The Protocol sets out the principle of aut dedere aut judicare—that a state party to the treaty must either (1) prosecute a person who commits one of the offences or (2) send the individual to another state that requests his or her extradition for prosecution of the same crime.

==Creation and entry into force==
The Protocol was adopted by the International Conference on the Suppression of Unlawful Acts against the Safety of Maritime Navigation at Rome on 10 March 1988. Formally, it is a Protocol that is supplementary to the SUA Convention and could not have come into force before the SUA Convention. It came into force on 1 March 1992 on the same date that the SUA Convention came into force.

==State parties==
As of November 2018, the convention has 156 state parties, which includes 155 UN member states plus Niue.

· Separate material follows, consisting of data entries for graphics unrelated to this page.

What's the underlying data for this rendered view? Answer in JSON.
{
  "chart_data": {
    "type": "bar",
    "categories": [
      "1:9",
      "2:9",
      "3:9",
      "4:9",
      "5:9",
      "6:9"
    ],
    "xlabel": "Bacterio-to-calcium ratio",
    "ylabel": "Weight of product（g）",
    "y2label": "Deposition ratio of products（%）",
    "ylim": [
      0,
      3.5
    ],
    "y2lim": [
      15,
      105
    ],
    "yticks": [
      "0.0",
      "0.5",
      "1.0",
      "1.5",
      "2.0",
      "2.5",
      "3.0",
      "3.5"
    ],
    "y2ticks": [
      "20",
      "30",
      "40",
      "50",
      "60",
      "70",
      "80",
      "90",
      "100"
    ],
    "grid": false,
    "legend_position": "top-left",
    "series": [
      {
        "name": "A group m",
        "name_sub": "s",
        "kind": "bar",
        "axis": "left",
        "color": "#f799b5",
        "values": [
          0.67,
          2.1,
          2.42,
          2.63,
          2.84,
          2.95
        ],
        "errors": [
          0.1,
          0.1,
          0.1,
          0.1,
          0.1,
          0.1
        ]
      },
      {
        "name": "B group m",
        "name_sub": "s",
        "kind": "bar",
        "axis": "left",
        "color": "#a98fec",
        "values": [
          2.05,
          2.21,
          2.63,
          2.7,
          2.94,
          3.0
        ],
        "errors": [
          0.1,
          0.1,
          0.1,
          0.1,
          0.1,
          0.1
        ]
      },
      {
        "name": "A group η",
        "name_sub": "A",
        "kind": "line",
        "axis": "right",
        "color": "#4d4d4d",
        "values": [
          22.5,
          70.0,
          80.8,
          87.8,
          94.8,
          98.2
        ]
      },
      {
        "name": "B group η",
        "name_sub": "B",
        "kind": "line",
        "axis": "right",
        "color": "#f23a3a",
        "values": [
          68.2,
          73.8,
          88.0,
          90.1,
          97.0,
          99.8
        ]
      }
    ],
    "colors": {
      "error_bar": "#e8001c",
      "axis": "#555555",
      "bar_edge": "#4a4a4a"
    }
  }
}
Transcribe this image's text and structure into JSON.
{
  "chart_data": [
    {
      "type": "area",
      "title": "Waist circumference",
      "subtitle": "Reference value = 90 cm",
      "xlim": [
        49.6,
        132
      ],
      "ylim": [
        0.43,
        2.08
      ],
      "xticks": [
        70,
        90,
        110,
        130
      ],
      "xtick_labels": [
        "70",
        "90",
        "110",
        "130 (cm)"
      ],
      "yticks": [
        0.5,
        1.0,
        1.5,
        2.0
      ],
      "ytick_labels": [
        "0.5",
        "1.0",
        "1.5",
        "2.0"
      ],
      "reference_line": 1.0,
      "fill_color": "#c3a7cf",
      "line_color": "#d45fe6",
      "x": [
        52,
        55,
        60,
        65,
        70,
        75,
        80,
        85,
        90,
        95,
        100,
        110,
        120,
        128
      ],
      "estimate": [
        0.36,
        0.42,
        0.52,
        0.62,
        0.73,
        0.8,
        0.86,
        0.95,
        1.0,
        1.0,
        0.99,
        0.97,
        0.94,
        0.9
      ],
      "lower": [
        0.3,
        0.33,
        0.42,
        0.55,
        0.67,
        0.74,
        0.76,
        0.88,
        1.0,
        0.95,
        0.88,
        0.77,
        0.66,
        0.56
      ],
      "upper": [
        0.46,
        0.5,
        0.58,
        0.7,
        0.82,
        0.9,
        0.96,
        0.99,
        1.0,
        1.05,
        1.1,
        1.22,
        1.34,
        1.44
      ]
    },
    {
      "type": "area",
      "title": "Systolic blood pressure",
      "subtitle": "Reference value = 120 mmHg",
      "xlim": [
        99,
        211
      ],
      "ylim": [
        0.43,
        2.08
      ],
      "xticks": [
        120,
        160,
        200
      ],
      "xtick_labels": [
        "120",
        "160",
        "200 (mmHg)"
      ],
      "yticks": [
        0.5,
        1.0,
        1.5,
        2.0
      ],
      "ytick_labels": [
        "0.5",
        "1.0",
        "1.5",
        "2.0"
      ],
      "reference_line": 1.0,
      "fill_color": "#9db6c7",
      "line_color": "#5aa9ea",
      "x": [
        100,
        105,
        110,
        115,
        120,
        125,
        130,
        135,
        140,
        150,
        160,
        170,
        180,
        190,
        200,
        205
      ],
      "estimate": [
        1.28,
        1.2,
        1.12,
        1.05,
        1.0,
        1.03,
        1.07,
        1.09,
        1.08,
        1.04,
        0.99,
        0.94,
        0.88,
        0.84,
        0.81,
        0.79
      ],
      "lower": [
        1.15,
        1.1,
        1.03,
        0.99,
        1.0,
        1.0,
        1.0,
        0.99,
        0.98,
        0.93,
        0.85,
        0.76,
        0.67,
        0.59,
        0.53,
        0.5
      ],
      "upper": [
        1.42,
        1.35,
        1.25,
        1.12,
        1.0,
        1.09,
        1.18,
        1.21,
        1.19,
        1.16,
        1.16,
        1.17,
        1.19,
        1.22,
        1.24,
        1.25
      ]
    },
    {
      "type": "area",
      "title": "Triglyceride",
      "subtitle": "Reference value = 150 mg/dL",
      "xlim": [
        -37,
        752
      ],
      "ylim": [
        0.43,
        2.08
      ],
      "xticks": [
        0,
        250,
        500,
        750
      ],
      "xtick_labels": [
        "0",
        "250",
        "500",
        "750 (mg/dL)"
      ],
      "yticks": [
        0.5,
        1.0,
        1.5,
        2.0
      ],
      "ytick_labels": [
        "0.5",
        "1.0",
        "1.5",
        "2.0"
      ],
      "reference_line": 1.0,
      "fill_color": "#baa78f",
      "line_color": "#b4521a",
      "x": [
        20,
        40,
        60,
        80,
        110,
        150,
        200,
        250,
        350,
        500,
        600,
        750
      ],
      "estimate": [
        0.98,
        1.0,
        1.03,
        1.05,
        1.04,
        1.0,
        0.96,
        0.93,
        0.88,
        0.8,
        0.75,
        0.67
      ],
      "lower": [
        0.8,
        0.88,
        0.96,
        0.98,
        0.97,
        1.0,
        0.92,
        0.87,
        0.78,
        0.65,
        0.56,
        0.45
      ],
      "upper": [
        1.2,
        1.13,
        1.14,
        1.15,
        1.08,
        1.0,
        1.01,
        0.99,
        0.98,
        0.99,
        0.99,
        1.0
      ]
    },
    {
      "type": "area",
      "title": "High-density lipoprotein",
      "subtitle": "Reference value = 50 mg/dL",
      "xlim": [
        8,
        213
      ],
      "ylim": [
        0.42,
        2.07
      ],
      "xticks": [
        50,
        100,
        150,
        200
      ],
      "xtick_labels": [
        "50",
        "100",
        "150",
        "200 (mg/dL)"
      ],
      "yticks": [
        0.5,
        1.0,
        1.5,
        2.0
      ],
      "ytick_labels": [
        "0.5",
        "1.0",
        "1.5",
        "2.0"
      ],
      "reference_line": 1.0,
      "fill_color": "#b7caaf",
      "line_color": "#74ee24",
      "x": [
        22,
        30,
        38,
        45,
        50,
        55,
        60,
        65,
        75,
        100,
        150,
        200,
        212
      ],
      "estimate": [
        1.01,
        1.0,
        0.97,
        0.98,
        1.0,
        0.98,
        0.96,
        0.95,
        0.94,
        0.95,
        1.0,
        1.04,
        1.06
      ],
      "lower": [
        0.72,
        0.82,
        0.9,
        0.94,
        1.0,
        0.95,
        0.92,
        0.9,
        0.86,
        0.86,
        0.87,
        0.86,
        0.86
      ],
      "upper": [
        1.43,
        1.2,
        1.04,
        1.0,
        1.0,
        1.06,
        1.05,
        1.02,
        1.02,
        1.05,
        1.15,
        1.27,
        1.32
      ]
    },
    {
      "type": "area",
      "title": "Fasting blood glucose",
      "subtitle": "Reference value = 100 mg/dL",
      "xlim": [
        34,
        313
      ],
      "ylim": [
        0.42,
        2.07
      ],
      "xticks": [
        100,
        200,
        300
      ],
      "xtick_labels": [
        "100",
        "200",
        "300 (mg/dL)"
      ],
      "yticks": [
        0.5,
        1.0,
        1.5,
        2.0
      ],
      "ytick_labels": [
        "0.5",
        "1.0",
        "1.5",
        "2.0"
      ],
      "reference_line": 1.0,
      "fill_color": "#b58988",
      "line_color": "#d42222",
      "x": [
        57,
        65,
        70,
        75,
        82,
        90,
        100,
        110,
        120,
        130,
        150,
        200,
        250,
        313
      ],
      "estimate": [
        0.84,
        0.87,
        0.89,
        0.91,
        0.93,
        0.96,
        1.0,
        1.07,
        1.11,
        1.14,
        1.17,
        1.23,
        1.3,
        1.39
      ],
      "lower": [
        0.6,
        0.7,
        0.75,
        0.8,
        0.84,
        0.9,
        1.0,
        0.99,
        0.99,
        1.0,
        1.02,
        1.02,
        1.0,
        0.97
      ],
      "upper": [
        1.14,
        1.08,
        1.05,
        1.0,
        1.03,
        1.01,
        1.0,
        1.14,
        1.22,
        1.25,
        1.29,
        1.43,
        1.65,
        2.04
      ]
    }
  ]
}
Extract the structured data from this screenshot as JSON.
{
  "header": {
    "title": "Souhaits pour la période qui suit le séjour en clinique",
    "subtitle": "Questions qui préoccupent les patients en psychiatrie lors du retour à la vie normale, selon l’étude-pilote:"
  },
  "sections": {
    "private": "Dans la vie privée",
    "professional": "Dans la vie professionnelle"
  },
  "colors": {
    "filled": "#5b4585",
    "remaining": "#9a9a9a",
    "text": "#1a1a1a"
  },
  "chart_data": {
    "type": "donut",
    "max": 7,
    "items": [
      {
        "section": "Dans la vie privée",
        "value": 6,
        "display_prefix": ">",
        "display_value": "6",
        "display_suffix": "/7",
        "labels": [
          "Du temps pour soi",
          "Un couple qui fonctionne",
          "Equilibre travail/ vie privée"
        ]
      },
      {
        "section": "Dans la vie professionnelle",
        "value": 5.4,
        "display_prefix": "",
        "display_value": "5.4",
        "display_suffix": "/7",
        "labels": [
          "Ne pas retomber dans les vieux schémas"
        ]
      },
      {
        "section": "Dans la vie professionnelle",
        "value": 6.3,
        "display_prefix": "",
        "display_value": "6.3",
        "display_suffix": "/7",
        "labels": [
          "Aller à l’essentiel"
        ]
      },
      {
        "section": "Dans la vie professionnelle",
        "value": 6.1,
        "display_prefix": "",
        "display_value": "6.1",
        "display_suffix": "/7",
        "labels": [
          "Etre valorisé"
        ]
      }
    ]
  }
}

The following are the 38 UN member states that are not party to the convention. An asterisk beside the state indicates that the state is not a landlocked country and thus has maritime coastline.

- Angola*
- Belize*
- Bhutan
- Burundi
- Cameroon*
- Central African Republic
- Chad
- Colombia*
- Democratic Republic of the Congo*
- East Timor*
- Eritrea*
- Ethiopia
- Gabon*
- Gambia*
- Haiti*
- Indonesia*
- Iraq*
- Kyrgyzstan
- Malaysia*
- Federated States of Micronesia*
- Nepal
- North Korea*
- Papua New Guinea*
- Rwanda
- Saint Kitts and Nevis*
- Samoa*
- Sierra Leone*
- Solomon Islands*
- Somalia*
- South Sudan
- Sri Lanka*
- Suriname*
- Thailand*
- Tuvalu*
- Uganda
- Venezuela*
- Zambia
- Zimbabwe

Of these 38 states, Iraq has signed the Protocol.

==2005 Protocol==
In London on 14 October 2005, a supplementary Protocol to SUA PROT was concluded. The full name of the 2005 Protocol is the Protocol of 2005 to the Protocol for the Suppression of Unlawful Acts against the Safety of Fixed Platforms Located on the Continental Shelf and is often abbreviated as "SUA PROT 2005". The 2005 Protocol adds provisions which criminalises the use of fixed platforms to discharge biological, chemical, or nuclear weapons. It also prohibits ships from discharging oil, liquefied natural gas, radioactive materials, or other hazardous or noxious substances in quantities or concentrations that are likely to cause death or serious injury or damage. It also prohibits the use of such weapons or substances against fixed platforms.

The Protocol came into force on 28 July 2010 and as of February 2016 has been ratified by 35 states.